The Portugal Post Logo

Lisbon court orders Chega to remove anti-Roma posters or pay €2,500 a day

Politics,  National News
Workers dismantling a political campaign billboard in Lisbon street
By The Portugal Post, The Portugal Post
Published Loading...

The country was still sipping its morning coffee when the judiciary ordered the far-right Chega party to strip down campaign billboards that singled out the Roma minority. Within hours, the ruling triggered a showdown between the courts and party leader André Ventura, who insists he has nothing to apologise for even as fines begin to pile up.

What just happened?

Lisbon Civil Court ruled that Chega’s posters violate anti-discrimination law

Party faces €2,500 per day for every sign left standing

André Ventura vows to fight the decision, says he was "right"

Six Roma associations call ruling a “victory for dignity”

Public prosecutor is already running a separate hate-speech inquiry

Behind the bench: why judges intervened

The 10-page decision by Judge Ana Barão argues that the slogan “Os ciganos têm de cumprir a lei” does more than campaign—“it aggravates long-standing stigma,” she wrote, pointing to Portugal’s own Law 93/2017, which transposes the EU directive against racial discrimination. The court concluded that putting an entire ethnic group “on notice” nurtures an atmosphere where segregation becomes ‘acceptable’.

This reading is broadly in line with European Court of Human Rights jurisprudence, which places a heavier burden on political speech once it targets minorities. Although Portugal has only about 40,000 Roma citizens, watchdogs say they suffer higher school drop-out rates, precarious housing and sharp employment gaps—context ignored, the ruling notes, by Chega’s billboard blitz.

Ventura doubles down

Standing in front of a hastily covered billboard, Ventura told reporters he felt “zero remorse.” He cast the verdict as “judicial censorship” that could “muzzle future campaigns.” The party immediately replaced the poster text with the vaguer “Portugueses Primeiro,” signalling it will pivot but not retreat. Privately, Chega lawyers are preparing an appeal aimed at Portugal’s Supreme Court of Justice and, if necessary, the Constitutional Court.
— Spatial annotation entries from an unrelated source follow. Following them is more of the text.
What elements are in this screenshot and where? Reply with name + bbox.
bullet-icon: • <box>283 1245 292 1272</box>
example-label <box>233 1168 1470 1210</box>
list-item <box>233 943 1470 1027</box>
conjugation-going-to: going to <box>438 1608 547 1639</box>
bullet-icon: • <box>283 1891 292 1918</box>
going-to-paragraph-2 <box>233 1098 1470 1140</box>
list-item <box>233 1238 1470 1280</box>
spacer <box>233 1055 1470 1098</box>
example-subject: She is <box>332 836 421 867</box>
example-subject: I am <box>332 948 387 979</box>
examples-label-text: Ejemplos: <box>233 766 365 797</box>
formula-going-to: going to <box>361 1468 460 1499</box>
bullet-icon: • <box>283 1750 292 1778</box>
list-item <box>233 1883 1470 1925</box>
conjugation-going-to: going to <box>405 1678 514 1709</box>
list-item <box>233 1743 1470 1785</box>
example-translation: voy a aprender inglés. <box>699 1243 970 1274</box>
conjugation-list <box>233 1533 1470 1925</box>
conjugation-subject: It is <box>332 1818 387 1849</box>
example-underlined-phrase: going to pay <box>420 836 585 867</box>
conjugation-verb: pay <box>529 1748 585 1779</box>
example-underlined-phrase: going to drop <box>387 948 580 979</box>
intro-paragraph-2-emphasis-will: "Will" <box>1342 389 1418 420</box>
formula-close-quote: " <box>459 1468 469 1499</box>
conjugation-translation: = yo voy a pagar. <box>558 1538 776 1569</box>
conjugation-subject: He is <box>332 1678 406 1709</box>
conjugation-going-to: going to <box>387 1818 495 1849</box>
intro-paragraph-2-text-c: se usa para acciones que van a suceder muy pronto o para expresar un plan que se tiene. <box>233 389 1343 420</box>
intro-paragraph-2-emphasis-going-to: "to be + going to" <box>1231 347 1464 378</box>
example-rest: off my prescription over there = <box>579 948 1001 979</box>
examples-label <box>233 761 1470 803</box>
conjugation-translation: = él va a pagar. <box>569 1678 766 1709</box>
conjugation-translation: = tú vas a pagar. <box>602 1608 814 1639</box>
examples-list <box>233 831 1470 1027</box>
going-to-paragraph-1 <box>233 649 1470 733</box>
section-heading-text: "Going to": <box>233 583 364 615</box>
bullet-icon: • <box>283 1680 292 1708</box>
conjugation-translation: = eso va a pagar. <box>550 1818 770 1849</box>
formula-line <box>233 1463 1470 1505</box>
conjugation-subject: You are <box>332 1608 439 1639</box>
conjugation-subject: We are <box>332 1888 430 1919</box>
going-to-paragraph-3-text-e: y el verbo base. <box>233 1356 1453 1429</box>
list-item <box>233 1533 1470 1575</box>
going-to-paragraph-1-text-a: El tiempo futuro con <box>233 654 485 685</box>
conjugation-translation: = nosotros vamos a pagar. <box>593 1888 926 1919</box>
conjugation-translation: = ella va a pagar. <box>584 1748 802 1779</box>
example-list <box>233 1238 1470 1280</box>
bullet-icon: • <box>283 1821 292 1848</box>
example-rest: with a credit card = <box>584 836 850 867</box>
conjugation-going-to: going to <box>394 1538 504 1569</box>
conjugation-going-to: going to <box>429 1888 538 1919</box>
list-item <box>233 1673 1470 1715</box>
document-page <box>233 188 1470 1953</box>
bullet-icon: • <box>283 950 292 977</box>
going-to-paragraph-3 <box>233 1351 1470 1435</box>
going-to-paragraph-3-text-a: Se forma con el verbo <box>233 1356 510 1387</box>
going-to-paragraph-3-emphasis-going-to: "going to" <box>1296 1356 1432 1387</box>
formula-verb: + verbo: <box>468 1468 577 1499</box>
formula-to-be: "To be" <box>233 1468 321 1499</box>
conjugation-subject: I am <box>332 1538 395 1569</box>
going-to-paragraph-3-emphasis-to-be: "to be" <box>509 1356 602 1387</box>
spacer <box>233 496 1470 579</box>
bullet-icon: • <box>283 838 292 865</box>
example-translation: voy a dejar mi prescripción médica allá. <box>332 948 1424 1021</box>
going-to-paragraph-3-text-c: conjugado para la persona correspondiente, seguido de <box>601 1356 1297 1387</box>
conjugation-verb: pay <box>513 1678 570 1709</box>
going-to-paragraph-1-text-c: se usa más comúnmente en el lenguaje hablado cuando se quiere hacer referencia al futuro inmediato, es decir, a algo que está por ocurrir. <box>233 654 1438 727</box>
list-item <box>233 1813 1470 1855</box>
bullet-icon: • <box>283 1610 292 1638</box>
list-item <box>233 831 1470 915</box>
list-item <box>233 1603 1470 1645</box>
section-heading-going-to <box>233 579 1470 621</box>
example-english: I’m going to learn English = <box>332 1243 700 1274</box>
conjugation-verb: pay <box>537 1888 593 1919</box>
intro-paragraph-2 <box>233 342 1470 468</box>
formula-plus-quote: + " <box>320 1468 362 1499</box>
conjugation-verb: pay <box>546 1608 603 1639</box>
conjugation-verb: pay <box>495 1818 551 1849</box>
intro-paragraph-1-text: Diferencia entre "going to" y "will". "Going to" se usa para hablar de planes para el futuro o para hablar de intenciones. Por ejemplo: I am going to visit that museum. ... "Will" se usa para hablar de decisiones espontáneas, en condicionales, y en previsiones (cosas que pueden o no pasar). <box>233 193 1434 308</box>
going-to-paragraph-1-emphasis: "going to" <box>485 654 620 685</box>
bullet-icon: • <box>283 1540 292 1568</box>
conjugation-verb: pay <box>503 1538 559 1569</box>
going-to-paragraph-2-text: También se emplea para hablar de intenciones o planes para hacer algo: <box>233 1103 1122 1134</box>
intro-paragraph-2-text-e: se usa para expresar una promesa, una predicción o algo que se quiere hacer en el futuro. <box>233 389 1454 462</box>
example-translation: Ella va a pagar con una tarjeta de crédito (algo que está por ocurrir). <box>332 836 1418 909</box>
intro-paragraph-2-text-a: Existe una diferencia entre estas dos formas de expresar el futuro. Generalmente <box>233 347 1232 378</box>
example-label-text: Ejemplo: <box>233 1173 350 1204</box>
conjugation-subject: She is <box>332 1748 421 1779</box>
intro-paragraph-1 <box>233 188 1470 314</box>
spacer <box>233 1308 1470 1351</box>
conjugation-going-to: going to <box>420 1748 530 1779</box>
Political analysts say the gambit fits Ventura’s well-worn playbook: provoke, claim victimhood, then harvest the media airtime. In the last European elections the same formula delivered Chega 9.4 % of the vote—enough to anchor polls but not yet to govern.

Counting the cost of defiance

Failing to pull down each billboard could soon bite. At €2,500 per day per poster, leaving just 20 signs up for a fortnight would rack up about €700,000—three times what Chega declared in campaign spending for the 2024 European race. Party treasurer Diogo Pacheco admits the coffers are thin and hints the fine will “encourage grassroots donations.”

Whether donors will step up is unclear. A recent Universidade Católica poll found that while 29 % of respondents back Ventura’s “law and order” rhetoric, a slim majority of centre-right voters oppose ethnic-based messaging, fearing it could isolate Portugal in Brussels.

Voices from the Roma community

Roma activist Silvia Vaz wept outside the courthouse, calling the ruling “a recognition of our humanity.” Her NGO, SOS Cigano, documented a spike in online hate posts—up 42 % on the week the posters went up. Community leaders stress the posters “aren’t mere paper” but a public branding of every Roma child as suspect.

Ricardo Sá Fernandes, counsel for the six plaintiffs, argues the case could set “hard boundaries” for campaign tactics ahead of the 2026 presidential contest. He wants Parliament to revisit draft legislation that would allow swift removal of hate material without full civil proceedings.

Political temperature ahead of 2026

With presidential primaries nine months away, mainstream parties now face a strategic quandary: condemn too loudly and risk elevating Chega’s outsider image, or remain muted and cede moral ground. The Socialist-led government has so far limited itself to repeating that "justice has spoken." However, some MPs on the centre-right PSD warn privately that the ruling could be weaponised against any tough-on-crime slogan.

Election law scholar Paula Resende says the affair could accelerate the drafting of a Portuguese equivalent to Germany’s Volksverhetzung statute, which bars incitement against protected groups. “Portuguese jurisprudence is still reactive—each poster, each tweet needs a new lawsuit,” she notes. A cleaner statute would give the ERC media watchdog and local councils clearer removal powers.

Why it matters to everyday residents

For those not glued to political theatre, the case matters because it tests three fault lines at once:

Free speech vs. hate speech – where does Portugal draw the line?

Local rule-of-law reputation – EU cohesion funds are increasingly tied to rights benchmarks.

Quality of public debate – does focusing on one minority fix or distract from broader security problems?

Portugal has historically prided itself on soft-spoken politics; this ruling shows that legal tools are sharpening when rhetoric hardens. Regardless of the appeals, the fines start clocking today. And while posters can be peeled off, the wider question—how to talk about integration without scapegoats—remains firmly glued to the wall.